By the time the two of us made it back to the condo, Asmodean had already showered, while Lancer, Averal and Sinyee were headed out to a sleigh ride. I was far too tired to deal with sitting out in the cold anymore, so I tested out the jacuzzi in the master bedroom's washroom. I can say a hot bath is something I haven't had in a long time, and bubbly water is neat too (for about 5 minutes, then I started worrying about wrinkles - I know, I'm young, but heck I was getting wrinkles in the tub when I was 3, so it's not like I'm paranoid). The weren't quite in the same places as my sore muscles, but it did feel kinda good, even though as an adult I do feel odd sitting in a small tub of water.

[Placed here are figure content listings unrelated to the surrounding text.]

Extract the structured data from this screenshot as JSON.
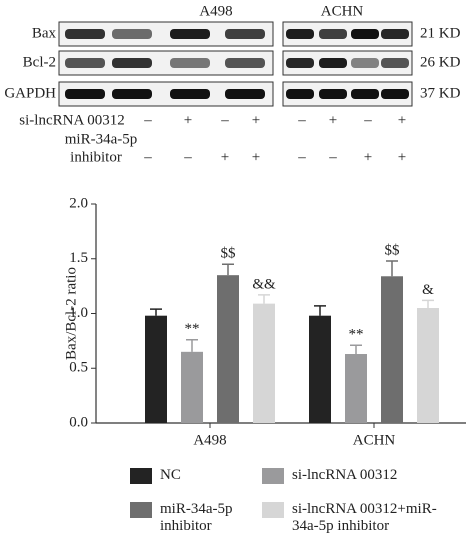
{
  "blot": {
    "cell_lines": [
      "A498",
      "ACHN"
    ],
    "proteins": [
      "Bax",
      "Bcl-2",
      "GAPDH"
    ],
    "sizes": [
      "21 KD",
      "26 KD",
      "37 KD"
    ],
    "treatments": [
      {
        "label": [
          "si-lncRNA 00312"
        ],
        "signs": [
          "–",
          "+",
          "–",
          "+",
          "–",
          "+",
          "–",
          "+"
        ]
      },
      {
        "label": [
          "miR-34a-5p",
          "inhibitor"
        ],
        "signs": [
          "–",
          "–",
          "+",
          "+",
          "–",
          "–",
          "+",
          "+"
        ]
      }
    ]
  },
  "chart_data": {
    "type": "bar",
    "y_label": "Bax/Bcl-2 ratio",
    "categories": [
      "A498",
      "ACHN"
    ],
    "series": [
      {
        "name": "NC",
        "color": "#232323",
        "values": [
          0.98,
          0.98
        ],
        "errors": [
          0.06,
          0.09
        ]
      },
      {
        "name": "si-lncRNA 00312",
        "color": "#9a9a9c",
        "values": [
          0.65,
          0.63
        ],
        "errors": [
          0.11,
          0.08
        ],
        "annotations": [
          "**",
          "**"
        ]
      },
      {
        "name": "miR-34a-5p inhibitor",
        "color": "#6e6e6e",
        "values": [
          1.35,
          1.34
        ],
        "errors": [
          0.1,
          0.14
        ],
        "annotations": [
          "$$",
          "$$"
        ]
      },
      {
        "name": "si-lncRNA 00312+miR-34a-5p inhibitor",
        "color": "#d6d6d6",
        "values": [
          1.09,
          1.05
        ],
        "errors": [
          0.08,
          0.07
        ],
        "annotations": [
          "&&",
          "&"
        ]
      }
    ],
    "ylim": [
      0,
      2
    ],
    "yticks": [
      {
        "value": 0,
        "label": "0.0"
      },
      {
        "value": 0.5,
        "label": "0.5"
      },
      {
        "value": 1,
        "label": "1.0"
      },
      {
        "value": 1.5,
        "label": "1.5"
      },
      {
        "value": 2,
        "label": "2.0"
      }
    ],
    "grid": false
  }
}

Okay, enough of that. I got out enough of the bath, and the other guys had enough of their sleigh ride. They gave us a call and we met up at a restaurant called the Crabshack, which was advertised on TV. Now I realize I can be snobbish about food sometimes, and one of those snobbish things I tend to do is look down on a) restaurant chains and b) restaurants advertised on TV. In this case, I should have been more snobbish, because I felt totally ripped off by snobbish level prices with quite non-snobbish food. The oysters weren't cheap, but okay at $2.50 a pop, since they had a decent variety of good oysters. At $30 for a salmon filet though (admittedly wild sockeye rather than the recently publicly maligned farmed variety), I expected enough to make me full. And the Chocolate Decadent dessert was ok, but nothing close to decadent.

After dinner, Lancer, Arislan, Averal and Sinyee went to a creperie near the condo for dessert, while I found an internet cafe where I uploaded the previous blogs. It was another movie night as we watched Equilibrium before passing out.